Halloween is my favorite holiday. Not because of the scary ghouls and goblins but because of dressing up, the candy, the sense of community, and the fun to be had.
Every year I have grand plans of putting together a spectacular costume and then the week comes and I’m left to my own devices and the leftovers at Goodwill which is not good.
For the first time I started early and I ordered a youth sized cheerleader uniform that actually fit! BAM! Instantly I was cheering for my Ole Miss Rebels in official colors!
But this post is about my October in review and I really felt the scorch of the flames by my schedule.
My month started with a quick 48-hour trip business trip to the Northwest. If that wasn’t enough to get the adrenaline going, I had two weeks left to finish planning for a fundraiser. Over two days we raised $250,000 in just 16 hours. To that I say, wowsa! God is good!
With Halloween on the calendar I decided to host a front yard party, you know, to get to know the neighbors.
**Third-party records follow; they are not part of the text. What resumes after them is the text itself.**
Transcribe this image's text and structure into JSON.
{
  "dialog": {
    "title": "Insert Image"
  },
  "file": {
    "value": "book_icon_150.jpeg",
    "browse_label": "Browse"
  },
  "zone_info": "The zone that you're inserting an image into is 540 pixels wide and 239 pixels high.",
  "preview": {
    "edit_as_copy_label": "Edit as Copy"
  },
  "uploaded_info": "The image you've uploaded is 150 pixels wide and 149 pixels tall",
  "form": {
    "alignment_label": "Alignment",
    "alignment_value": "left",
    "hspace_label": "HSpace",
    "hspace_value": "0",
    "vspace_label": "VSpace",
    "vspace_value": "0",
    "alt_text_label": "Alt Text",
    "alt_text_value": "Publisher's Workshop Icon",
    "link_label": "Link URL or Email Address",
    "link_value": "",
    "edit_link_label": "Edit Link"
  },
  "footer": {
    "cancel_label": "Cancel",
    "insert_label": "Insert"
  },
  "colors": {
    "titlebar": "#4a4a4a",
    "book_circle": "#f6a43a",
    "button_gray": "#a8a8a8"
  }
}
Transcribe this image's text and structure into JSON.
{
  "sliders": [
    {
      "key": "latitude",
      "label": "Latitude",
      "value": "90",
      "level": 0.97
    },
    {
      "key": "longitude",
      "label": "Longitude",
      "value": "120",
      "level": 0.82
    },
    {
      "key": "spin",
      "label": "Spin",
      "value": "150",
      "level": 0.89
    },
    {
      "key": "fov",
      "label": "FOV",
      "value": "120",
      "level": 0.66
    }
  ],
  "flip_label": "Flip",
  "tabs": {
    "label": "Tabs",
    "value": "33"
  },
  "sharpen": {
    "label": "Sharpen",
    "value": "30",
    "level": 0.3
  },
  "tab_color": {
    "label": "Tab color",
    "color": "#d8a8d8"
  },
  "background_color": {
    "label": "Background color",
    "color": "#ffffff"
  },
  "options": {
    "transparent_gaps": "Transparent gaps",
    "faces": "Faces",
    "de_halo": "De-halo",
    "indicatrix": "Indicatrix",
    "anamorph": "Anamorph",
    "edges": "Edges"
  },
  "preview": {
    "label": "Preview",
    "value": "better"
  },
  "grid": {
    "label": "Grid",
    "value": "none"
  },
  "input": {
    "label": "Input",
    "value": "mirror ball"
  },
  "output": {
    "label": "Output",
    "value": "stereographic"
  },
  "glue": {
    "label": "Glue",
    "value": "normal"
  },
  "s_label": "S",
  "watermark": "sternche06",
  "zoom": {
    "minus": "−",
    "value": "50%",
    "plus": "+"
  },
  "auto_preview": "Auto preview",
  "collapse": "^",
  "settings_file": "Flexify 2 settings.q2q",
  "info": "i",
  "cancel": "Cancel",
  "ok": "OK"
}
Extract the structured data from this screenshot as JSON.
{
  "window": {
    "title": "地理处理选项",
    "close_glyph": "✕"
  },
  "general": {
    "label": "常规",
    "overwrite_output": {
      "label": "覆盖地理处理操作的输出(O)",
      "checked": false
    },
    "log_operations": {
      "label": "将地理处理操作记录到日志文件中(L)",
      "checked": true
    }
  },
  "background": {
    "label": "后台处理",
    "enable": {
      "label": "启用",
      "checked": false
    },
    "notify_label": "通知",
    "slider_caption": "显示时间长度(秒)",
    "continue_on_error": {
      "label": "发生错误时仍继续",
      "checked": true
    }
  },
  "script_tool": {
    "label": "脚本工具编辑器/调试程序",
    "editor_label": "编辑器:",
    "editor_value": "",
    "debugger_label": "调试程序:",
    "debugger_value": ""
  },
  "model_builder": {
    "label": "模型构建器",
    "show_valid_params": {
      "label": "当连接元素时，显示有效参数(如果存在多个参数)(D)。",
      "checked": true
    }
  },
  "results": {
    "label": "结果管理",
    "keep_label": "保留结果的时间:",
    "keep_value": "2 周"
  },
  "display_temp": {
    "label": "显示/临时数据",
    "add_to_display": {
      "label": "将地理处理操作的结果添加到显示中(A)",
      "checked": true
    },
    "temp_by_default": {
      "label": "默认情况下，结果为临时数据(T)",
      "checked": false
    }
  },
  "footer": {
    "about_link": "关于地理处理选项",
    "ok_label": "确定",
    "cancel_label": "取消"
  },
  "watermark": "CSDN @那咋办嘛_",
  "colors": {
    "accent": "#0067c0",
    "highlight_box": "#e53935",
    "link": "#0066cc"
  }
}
So with invitation in hand I went door to door inviting all of the neighbors on my street to my front yard.
I didn’t know a soul, but my mine longed to get to know them.
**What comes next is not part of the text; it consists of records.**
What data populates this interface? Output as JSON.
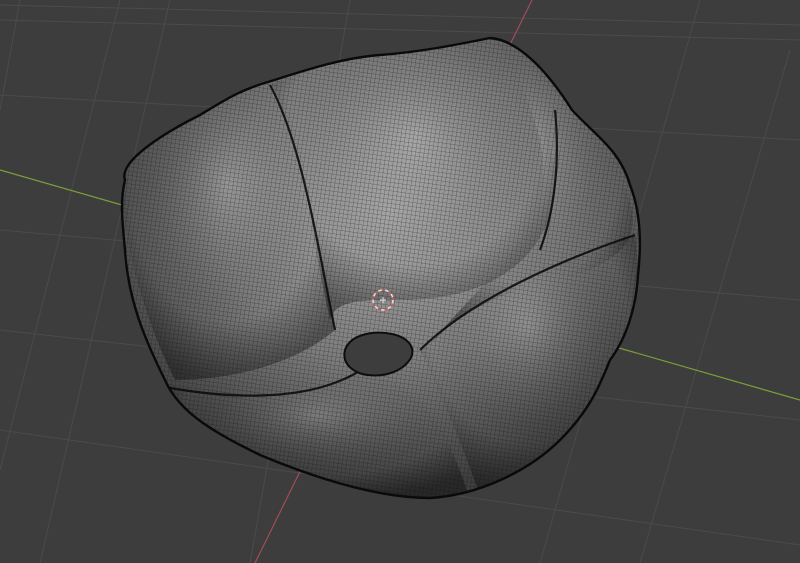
{
  "viewport": {
    "background_color": "#3d3d3d",
    "grid_color": "#4b4b4b",
    "x_axis_color": "#a34b5a",
    "y_axis_color": "#7aa13a"
  },
  "object": {
    "shape": "wrinkled-torus-mesh",
    "display_mode": "wireframe-over-solid",
    "surface_color": "#8c8c8c",
    "wire_color": "#111111"
  },
  "cursor_3d": {
    "icon": "3d-cursor-icon",
    "ring_color": "#e0e0e0",
    "accent_color": "#d9534f"
  }
}
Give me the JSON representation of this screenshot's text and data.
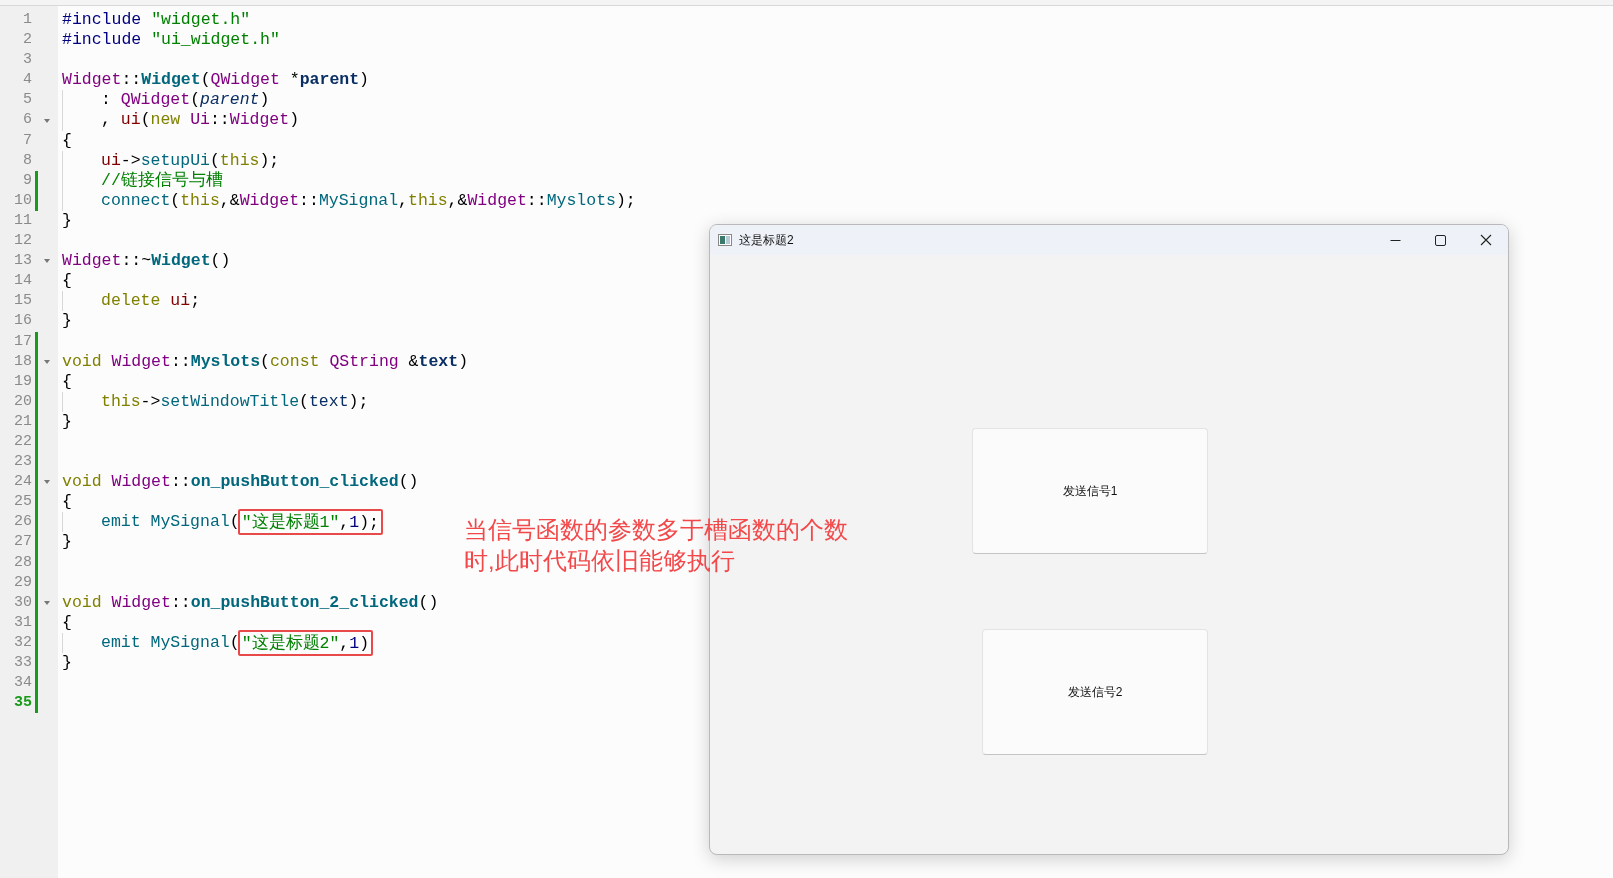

Let me tell you, it wasn’t without fear that I assembled mummy sausage wraps, chocolate cupcakes, and set out chips and dips to meet the strangers next door. On that very same day I hosted a ministry meeting, taught a cardio class and prepped for a garage sale for the very next morning.
Overload is the word that describes my October. But looking back I can see how God showed me the real meaning of every yes that says no to something or someone else. And that someone else was me.
Work. Workout. Teach class. Go to a meeting. Go serve. Fly to the Northwest. Meet and learn. Teach again. Workout again. Raise some money. Play with the puppy. Get dressed up. Host a party. And oh, live.
I was living on fumes. My yeses said no to me. My rest, my puppy, my sanity and my God. Everything that is important.
The overbooking was mine. With every yes, I said no to me.
As I tell you this story I see that this is insanity. It’s completely out of control. Looking back on my October I have to ask myself… what is really important? My time is valuable; actually it’s really precious.
As I look forward to November, well, it’s already November. I’m choosing to protect my time and to make better choices. I need to stop overbooking myself because ultimately I pay the price.
When I account for the way I spend my time on this earth I want to see my priorities sparkle not flash before my eyes.